Problem with threads that deal with safety (and electrical issues) is that the devil is in the smallest details, and it often takes a good deal of discussing the innuendos and things that get left unanswered by virtue of the medium ... those details that will bite someone in the ass if left in doubt.

Reply to
Swingman

True and it isn't always the blade of a power tool that gets you. About 10-12 years ago a friend on our son was passing narrow strips of hardwood through a thickness planer when the lift mechanism failed and it threw a strip back at him. It entered his abdomen near his right side and the end went through him. Missed the important stuff, and the guys with him had enough sense to leave it in until the EMT's got there. He spent a couple days in the hospital and was released.

Would that ever happen again? No, but it is just an example of how feed paths on any tool can be as dangerous as a table saw.

Ron

Reply to
RonB

I will chime in with RonB in agreement on this point.

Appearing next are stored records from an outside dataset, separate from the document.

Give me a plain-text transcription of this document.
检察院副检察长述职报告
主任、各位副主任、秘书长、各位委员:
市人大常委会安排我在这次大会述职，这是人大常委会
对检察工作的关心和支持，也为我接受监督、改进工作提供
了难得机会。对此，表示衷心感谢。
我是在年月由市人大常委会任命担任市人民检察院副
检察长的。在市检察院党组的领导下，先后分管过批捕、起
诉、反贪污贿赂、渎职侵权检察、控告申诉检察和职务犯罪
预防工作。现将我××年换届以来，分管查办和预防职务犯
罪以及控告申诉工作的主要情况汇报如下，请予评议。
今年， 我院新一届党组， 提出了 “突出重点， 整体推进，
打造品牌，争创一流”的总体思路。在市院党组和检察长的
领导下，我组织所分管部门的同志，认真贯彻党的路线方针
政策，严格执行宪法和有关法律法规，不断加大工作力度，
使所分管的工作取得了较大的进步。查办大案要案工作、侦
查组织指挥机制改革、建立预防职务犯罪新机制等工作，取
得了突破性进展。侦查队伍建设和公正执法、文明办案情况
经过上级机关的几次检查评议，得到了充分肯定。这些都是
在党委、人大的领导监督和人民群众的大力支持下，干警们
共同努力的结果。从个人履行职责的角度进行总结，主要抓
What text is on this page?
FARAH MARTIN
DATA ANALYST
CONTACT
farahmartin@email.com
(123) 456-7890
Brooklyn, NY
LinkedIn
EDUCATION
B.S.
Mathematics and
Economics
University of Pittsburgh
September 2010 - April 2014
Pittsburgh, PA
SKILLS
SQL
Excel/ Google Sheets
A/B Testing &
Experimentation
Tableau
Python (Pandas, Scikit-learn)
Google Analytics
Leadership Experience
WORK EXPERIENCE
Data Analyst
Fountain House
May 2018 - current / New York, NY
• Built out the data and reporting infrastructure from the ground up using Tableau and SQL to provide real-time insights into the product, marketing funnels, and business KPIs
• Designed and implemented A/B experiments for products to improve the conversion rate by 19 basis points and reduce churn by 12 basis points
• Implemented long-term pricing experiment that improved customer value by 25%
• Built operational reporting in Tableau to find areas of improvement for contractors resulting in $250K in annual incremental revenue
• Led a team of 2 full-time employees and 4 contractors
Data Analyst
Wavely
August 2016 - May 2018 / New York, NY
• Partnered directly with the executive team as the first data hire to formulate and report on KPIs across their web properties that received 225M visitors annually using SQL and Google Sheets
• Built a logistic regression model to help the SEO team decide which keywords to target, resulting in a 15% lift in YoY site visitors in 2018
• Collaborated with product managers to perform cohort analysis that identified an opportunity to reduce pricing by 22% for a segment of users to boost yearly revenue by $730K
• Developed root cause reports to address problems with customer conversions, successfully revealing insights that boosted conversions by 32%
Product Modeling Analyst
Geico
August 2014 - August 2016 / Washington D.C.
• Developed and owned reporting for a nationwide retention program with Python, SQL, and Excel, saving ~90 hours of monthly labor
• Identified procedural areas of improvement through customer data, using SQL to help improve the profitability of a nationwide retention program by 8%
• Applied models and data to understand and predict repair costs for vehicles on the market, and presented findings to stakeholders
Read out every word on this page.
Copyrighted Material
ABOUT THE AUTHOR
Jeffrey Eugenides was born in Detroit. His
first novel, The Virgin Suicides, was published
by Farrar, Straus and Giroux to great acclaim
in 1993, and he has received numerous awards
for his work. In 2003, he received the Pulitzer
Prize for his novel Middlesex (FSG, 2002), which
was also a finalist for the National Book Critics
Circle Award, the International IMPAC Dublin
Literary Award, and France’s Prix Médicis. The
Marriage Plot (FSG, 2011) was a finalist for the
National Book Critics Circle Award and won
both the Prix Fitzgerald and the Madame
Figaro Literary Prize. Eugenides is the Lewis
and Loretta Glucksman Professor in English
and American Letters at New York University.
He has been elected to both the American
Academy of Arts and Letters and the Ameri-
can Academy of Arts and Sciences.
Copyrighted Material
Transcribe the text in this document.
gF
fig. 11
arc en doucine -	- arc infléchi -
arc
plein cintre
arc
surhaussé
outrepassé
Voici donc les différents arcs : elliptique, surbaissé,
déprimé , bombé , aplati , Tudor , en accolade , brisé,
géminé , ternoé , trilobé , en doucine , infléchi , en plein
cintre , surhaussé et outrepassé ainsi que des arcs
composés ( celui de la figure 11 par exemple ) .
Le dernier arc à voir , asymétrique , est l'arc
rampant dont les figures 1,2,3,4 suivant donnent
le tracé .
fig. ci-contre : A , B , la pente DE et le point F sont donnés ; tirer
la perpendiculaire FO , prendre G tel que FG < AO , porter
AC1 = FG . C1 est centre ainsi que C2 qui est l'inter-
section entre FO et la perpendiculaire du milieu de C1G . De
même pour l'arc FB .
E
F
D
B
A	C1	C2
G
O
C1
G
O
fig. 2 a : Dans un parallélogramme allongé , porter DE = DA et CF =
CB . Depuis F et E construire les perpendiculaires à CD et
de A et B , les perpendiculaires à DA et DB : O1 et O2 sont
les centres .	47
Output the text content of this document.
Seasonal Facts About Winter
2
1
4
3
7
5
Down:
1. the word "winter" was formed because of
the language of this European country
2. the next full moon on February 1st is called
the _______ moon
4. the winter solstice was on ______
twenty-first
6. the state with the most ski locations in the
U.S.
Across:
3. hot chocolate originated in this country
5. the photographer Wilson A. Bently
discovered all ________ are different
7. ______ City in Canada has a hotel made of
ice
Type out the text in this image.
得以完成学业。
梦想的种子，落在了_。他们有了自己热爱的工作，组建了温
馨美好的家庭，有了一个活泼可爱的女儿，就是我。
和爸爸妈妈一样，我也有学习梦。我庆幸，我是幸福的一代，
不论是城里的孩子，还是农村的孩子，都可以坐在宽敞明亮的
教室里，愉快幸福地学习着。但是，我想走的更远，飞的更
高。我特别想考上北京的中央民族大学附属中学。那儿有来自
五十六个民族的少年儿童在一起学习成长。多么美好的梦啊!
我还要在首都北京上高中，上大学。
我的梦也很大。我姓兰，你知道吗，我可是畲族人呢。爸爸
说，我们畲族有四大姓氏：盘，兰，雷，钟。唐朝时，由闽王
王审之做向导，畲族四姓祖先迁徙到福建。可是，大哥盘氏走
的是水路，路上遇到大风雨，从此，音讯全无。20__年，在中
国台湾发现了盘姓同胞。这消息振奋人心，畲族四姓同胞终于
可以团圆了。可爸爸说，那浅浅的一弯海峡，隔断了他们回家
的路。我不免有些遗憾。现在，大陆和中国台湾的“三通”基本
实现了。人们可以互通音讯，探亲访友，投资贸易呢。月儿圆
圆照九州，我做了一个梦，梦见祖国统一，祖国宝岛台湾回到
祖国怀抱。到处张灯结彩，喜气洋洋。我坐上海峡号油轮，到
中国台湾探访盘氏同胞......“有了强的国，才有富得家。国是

As I said before, while I do think that the approach taken by "John" was indeed "boneheaded" (based on some of my own boneheaded experiences with allowing wood to "move around" while cutting it on the tablesaw), I do not think he is a moron. However, he did used to work as an employee of the local Woodcraft, so he *should* have known better. I just think he got too comfortable in his use of the tablesaw, had a momentary lapse of reason, and paid the price. I don't EVER allow myself too feel so comfortable with the machine that I don't slow down and think about what the hell I'm doing before I hit that button, and what my backup plan will be if something isn't working like I thought it would.